Events can be generated by users, such as keyboard strokes or mouse clicks, or by the IT system itself, such as program errors.
A user-generated event can be a newsletter sign-up, a product purchase, a click-through to a link, and so on.
The goal of event data management is to track all of that data, analyze it, and turn it into dashboards or reports that your enterprise users can use to make decisions.
In short, event data management is about capturing people's actions in a business through their interactions with software.
Here are some ideas to keep in mind when you are developing your own event data management strategies:
Start by setting up an Event Tracking System (ETS) for events within your environment that don't require any hardware or software purchases, and will make life easier for you down the road.
Start simple. Capture events with a set of rules, or a form template, and track a user's input as a string of text. Do not capture data as it is entered; instead, capture events as you define them.
Struggling to make sense of your data? See how event-driven analytics can help >>>> How it works
The more flexible the system, the better. A system may include features such as capturing images from forms, using JavaScript code on websites to integrate functionality into your programs, or using external tools you regularly use.
Events are the purpose of an ETS; they are not an end in themselves. A best practice for creating an event tracking system is first to define the event types that most users will enter into your system, then determine the more complex requirements for advanced tasks.

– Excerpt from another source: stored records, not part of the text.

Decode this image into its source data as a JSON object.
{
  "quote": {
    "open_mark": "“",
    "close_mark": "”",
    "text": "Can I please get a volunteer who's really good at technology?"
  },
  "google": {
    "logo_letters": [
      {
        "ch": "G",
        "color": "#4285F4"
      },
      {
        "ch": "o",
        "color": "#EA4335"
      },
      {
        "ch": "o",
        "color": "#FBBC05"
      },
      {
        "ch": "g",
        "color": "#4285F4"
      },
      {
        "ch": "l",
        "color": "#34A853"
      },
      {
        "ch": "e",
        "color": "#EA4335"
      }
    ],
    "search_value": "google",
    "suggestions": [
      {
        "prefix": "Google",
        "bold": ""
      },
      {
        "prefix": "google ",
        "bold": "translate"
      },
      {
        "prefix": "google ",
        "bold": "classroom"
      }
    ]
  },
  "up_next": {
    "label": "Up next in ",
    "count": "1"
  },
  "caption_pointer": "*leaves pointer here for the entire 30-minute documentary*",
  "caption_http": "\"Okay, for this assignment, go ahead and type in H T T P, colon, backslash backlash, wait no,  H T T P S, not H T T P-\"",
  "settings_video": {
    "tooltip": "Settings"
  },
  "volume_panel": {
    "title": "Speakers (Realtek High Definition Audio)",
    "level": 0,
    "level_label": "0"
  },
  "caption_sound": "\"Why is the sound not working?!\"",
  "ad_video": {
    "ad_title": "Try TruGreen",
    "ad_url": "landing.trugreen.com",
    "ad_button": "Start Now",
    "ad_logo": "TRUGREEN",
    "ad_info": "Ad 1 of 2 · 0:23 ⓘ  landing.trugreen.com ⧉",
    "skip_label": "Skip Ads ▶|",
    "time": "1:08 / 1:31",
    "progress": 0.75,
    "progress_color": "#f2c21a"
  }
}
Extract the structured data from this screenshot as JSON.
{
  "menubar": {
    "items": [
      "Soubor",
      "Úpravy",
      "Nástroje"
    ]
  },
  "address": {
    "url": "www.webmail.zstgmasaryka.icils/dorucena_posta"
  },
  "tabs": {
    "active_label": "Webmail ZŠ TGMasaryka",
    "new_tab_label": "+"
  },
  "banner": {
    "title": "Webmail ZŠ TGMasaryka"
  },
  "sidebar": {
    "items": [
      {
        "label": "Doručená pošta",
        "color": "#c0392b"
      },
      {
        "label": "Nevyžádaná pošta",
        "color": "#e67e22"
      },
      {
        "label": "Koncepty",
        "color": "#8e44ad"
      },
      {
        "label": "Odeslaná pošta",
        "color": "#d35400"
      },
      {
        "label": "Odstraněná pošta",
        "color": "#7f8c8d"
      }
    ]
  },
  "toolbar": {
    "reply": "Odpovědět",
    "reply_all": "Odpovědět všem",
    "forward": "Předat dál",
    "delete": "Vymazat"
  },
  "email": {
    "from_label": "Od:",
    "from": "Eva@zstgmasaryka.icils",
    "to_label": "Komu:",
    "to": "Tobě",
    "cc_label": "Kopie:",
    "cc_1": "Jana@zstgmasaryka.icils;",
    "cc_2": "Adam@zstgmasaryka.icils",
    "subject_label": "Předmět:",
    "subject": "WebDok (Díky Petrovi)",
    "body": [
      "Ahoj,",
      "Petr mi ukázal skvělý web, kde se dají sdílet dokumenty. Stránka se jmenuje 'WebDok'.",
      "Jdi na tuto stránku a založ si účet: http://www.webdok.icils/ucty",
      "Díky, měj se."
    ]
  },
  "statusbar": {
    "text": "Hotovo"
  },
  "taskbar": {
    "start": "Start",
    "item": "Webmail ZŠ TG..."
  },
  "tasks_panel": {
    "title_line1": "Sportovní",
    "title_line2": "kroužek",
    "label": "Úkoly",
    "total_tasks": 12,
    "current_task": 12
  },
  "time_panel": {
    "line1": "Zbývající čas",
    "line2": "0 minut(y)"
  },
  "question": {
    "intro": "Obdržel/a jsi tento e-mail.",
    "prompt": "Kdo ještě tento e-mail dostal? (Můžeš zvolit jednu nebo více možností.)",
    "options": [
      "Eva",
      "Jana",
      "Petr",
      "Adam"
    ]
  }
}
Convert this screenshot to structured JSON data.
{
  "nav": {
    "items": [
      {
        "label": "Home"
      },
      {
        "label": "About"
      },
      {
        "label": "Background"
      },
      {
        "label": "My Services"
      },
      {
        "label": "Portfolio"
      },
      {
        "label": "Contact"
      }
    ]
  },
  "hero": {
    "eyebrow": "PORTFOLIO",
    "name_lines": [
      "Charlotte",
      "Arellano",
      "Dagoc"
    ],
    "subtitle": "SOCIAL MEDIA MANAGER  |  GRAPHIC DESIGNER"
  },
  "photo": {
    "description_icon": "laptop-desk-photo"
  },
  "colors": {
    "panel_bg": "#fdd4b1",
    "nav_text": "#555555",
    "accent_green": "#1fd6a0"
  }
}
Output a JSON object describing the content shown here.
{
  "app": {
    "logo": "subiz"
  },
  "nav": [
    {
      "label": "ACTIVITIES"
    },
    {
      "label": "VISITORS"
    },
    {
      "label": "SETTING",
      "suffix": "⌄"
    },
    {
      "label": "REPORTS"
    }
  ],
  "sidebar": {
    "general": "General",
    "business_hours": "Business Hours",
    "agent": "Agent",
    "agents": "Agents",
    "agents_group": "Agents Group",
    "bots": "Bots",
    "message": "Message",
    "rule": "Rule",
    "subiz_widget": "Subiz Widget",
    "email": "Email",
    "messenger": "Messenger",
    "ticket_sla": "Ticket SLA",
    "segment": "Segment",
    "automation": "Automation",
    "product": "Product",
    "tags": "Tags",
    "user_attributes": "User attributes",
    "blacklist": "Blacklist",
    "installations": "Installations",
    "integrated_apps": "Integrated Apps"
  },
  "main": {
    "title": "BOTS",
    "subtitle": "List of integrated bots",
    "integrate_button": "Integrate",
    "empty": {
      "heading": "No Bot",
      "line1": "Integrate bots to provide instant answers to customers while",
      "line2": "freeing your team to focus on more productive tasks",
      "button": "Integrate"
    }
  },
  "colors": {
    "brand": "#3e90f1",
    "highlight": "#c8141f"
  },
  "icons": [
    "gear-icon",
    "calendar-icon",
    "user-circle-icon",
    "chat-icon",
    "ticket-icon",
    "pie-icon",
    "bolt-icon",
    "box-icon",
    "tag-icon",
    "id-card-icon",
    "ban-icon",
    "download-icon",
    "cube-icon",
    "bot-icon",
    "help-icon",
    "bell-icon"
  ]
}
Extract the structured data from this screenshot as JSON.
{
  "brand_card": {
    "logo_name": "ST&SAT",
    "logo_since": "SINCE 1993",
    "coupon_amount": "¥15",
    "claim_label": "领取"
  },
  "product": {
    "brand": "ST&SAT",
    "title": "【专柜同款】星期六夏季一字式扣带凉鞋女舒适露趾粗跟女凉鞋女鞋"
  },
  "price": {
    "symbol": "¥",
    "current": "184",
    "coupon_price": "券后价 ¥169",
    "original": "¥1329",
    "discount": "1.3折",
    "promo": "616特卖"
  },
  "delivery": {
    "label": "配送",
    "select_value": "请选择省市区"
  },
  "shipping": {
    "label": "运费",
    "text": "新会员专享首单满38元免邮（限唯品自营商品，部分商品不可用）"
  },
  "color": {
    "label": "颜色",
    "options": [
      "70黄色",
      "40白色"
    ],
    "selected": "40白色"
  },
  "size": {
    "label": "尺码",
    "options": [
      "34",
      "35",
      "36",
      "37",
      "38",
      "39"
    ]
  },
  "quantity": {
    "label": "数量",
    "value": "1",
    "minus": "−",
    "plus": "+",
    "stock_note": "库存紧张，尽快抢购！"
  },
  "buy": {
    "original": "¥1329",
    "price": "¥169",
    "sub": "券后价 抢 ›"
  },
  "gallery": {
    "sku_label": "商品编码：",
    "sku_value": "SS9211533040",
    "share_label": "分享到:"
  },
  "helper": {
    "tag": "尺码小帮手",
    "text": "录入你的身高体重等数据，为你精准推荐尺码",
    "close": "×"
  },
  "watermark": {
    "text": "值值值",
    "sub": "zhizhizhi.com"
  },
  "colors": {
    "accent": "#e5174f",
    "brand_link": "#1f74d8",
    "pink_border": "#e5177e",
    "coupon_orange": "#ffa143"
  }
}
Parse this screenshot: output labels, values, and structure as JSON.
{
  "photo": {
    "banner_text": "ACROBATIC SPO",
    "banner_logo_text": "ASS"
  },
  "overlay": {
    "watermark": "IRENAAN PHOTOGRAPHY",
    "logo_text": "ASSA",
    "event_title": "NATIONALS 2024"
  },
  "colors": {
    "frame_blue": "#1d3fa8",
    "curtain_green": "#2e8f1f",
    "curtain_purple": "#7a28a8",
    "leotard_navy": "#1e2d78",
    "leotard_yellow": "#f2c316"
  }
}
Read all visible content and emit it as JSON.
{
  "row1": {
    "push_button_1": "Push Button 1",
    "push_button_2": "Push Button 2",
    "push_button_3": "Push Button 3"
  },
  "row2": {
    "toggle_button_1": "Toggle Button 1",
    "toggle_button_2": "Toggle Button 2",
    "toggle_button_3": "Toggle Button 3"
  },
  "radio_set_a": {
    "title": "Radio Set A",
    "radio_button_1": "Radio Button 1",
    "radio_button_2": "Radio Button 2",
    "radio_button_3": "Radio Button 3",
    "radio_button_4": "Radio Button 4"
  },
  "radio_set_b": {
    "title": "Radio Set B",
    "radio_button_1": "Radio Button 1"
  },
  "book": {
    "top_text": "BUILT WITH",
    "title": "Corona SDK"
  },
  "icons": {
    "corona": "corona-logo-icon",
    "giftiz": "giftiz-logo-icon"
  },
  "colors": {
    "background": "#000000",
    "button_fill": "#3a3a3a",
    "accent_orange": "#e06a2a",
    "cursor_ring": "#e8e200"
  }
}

The larger the volume of events you capture, the more likely you are to want to consider distributing the data.
Benefits of Event-driven Analytics
Better focus on value creation by looking at higher levels of detail. An event-based approach places much greater emphasis than a time-based one, ignoring other components and viewing only what occurred at a given time within a time frame.
Easy to expand. Event-driven solutions make it easy to expand by adding new data sources or migrating data from existing ones.
Real-time correlation with external systems enables better integration and reporting, and supports real-time dashboards, alerts, and reports.
Event-based analytics helps build a data warehouse in near real-time to support your real-time analytics needs. This means even as your business transactions are happening, your warehouse is being developed, too.
Use Cases of Event-based Analytics
Increasingly, companies are leveraging event-driven analytics to identify event patterns and their impact on business trends and key performance indicators.
Many companies are tracking and acting on this information using complex event processing to keep up with competitors, or, in some cases, to identify and resolve customer or operational issues as soon as possible.
Some real-world uses for event-driven analytics are:
In cybersecurity, event-based analytics is used to detect zero-day attacks.
An event-driven system is set up to capture data as it arrives and processes it in real-time. These can be instances of specific attacks, such as DDoS and botnet attacks.
In telecommunications, event-driven analytics is used to build converged network services that deliver a highly efficient customer experience.
For an example of event-driven marketing, an end-to-end SIP call analysis service can detect if a specific call was dropped due to an IP conflict between two endpoints, or a particular quality of voice was not achieved after calling into multiple numbers from one place, or if certain countries/cities have higher call drops than other countries/cities.
Struggling to make sense of your data? See how event-driven analytics can help >>>> How it works
Other examples of event-based analytics include high-capacity IP video calls, IP telephony-to-IP video calls, and the like.
Event-driven analytics is also widely used in stock markets. It is also used in credit card fraud detection.
Conclusion
Business success has increased, and the number of operations that are both intelligent and efficient is expanding.
Companies are increasingly able to use data quickly to make decisions that are both effective and practical. Event-driven analytics is helping companies increase efficiency.